Take the Seattle Alweg Monorail as an example. In itself, the Monorail may be “architecture’, the Monorail in itself has that sort of exuberant giddiness that makes a dreary commute quite special.  Its glassy rail cars take a route from the Seattle Center going Downtown that travel through a succession of differing spaces of differing sizes and scales, a kind of spontaneous architecture.  Recently, the Experience Music Project, designed by Frank Gehry, was built along the Monorail route.  Though the Monorail does not stop at the EMP, it travels through it, as a very conscious architectural experience. The Project is experienced in motion, and it was planned that way.  The motion of taking the Monorail through the EMP becomes a musical experience in itself.  Some believe that travelling through the EMP by Monorail is as important as is the more traditional experience of approach, enter and inhabit while on foot.

Our cities have individual “nodes” of architectural experience, but fall short of planning the path between the nodes as an architectural experience.  Nothing superlative or the sort the usual arguments that get touted as the reason why an architectural experience can only consist of goobers stuck on a roadway, and that these goobers add another twenty per cent to the cost of a project, making everyone wonder – quite rightfully – why we should pay anything extra to have goobers on our roadways. What I’m advocating is to simply plan and arrange the elements in between to offer an architectural experience while in motion.  We work with spaces that large, just plan them architecturally.

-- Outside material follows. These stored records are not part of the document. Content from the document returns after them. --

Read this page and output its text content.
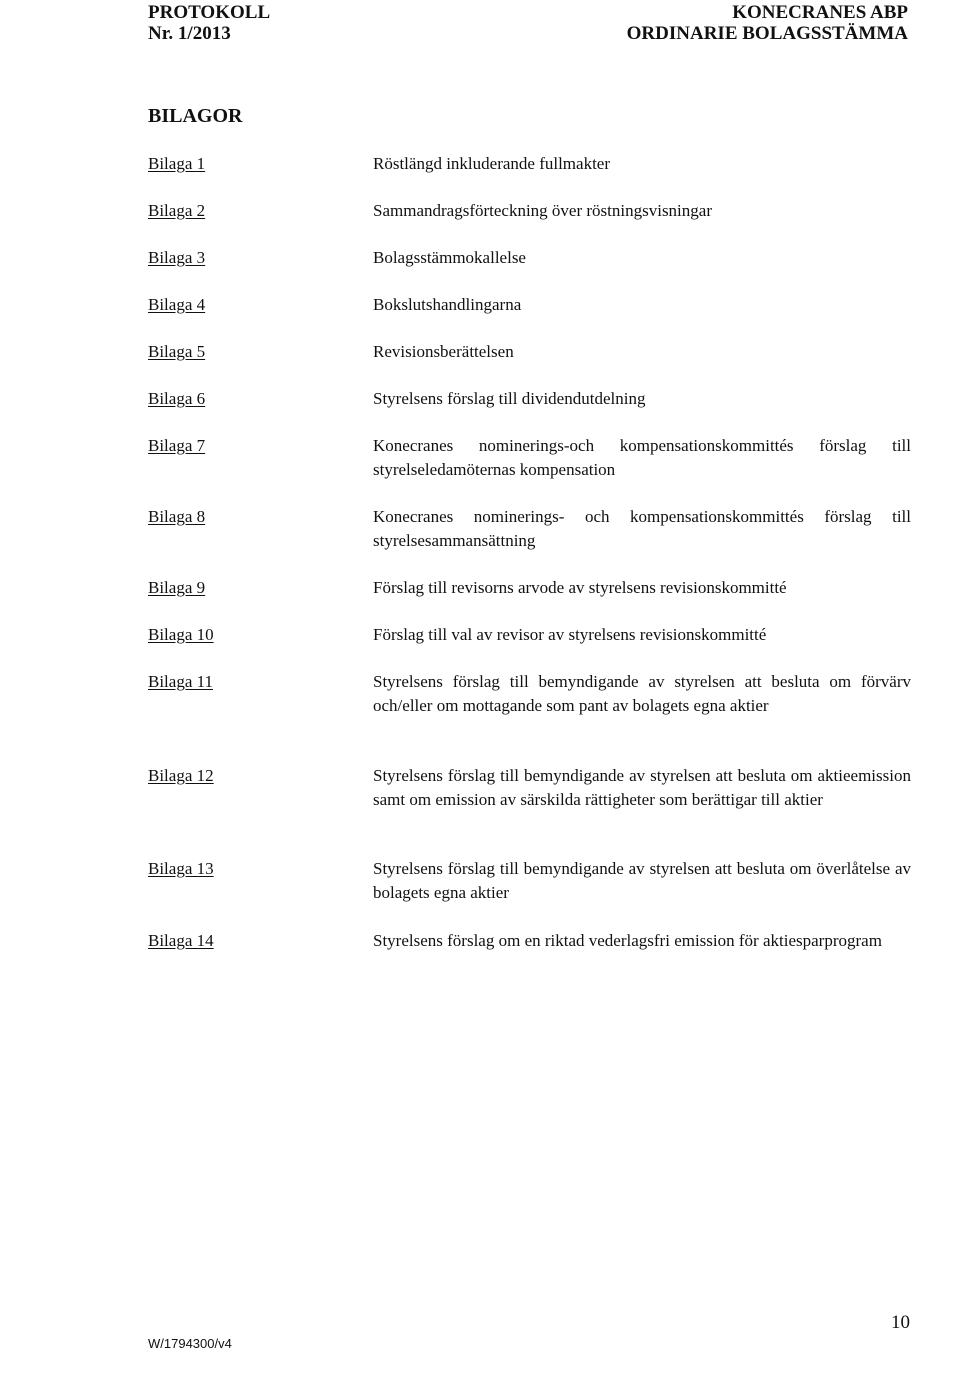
PROTOKOLL
Nr. 1/2013
KONECRANES ABP
ORDINARIE BOLAGSSTÄMMA
BILAGOR
Bilaga 1	Röstlängd inkluderande fullmakter
Bilaga 2	Sammandragsförteckning över röstningsvisningar
Bilaga 3	Bolagsstämmokallelse
Bilaga 4	Bokslutshandlingarna
Bilaga 5	Revisionsberättelsen
Bilaga 6	Styrelsens förslag till dividendutdelning
Bilaga 7	Konecranes nominerings-och kompensationskommittés förslag till styrelseledamöternas kompensation
Bilaga 8	Konecranes nominerings- och kompensationskommittés förslag till styrelsesammansättning
Bilaga 9	Förslag till revisorns arvode av styrelsens revisionskommitté
Bilaga 10	Förslag till val av revisor av styrelsens revisionskommitté
Bilaga 11	Styrelsens förslag till bemyndigande av styrelsen att besluta om förvärv och/eller om mottagande som pant av bolagets egna aktier
Bilaga 12	Styrelsens förslag till bemyndigande av styrelsen att besluta om aktieemission samt om emission av särskilda rättigheter som berättigar till aktier
Bilaga 13	Styrelsens förslag till bemyndigande av styrelsen att besluta om överlåtelse av bolagets egna aktier
Bilaga 14	Styrelsens förslag om en riktad vederlagsfri emission för aktiesparprogram
W/1794300/v4
10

As an aside – sort of – Chicago is mourning the closure of an amusement park “Kiddieland”, located just beyond the edge of Oak Park.  It had juvenile sized amusement rides, and even some larger attractions.  No one is going to forget the Ferris wheel, the Little Dipper roller coaster, the Scrambler, the log flume, the Tilt-a-Whirl, the Flying Elephants, the antique Carousel and especially not the Kiddieland Express.  No one will forget them because they made motion very amusing.  Even the path these amusement rides took provided a structured sequence of experiences that provided a rudimentary “architecture in motion” experience.  Few people are realizing that this structured sequence is what made Kiddieland so enjoyable, and so memorable.

Kiddieland: A place with tremendous experiences iof spatial motion approached by a very dreary sequence of spatial experiences
Kiddieland: A place with tremendous experiences of spatial motion approached by a very dreary sequence of spatial experiences

 Not at all difficult to achieve in our overall built environment.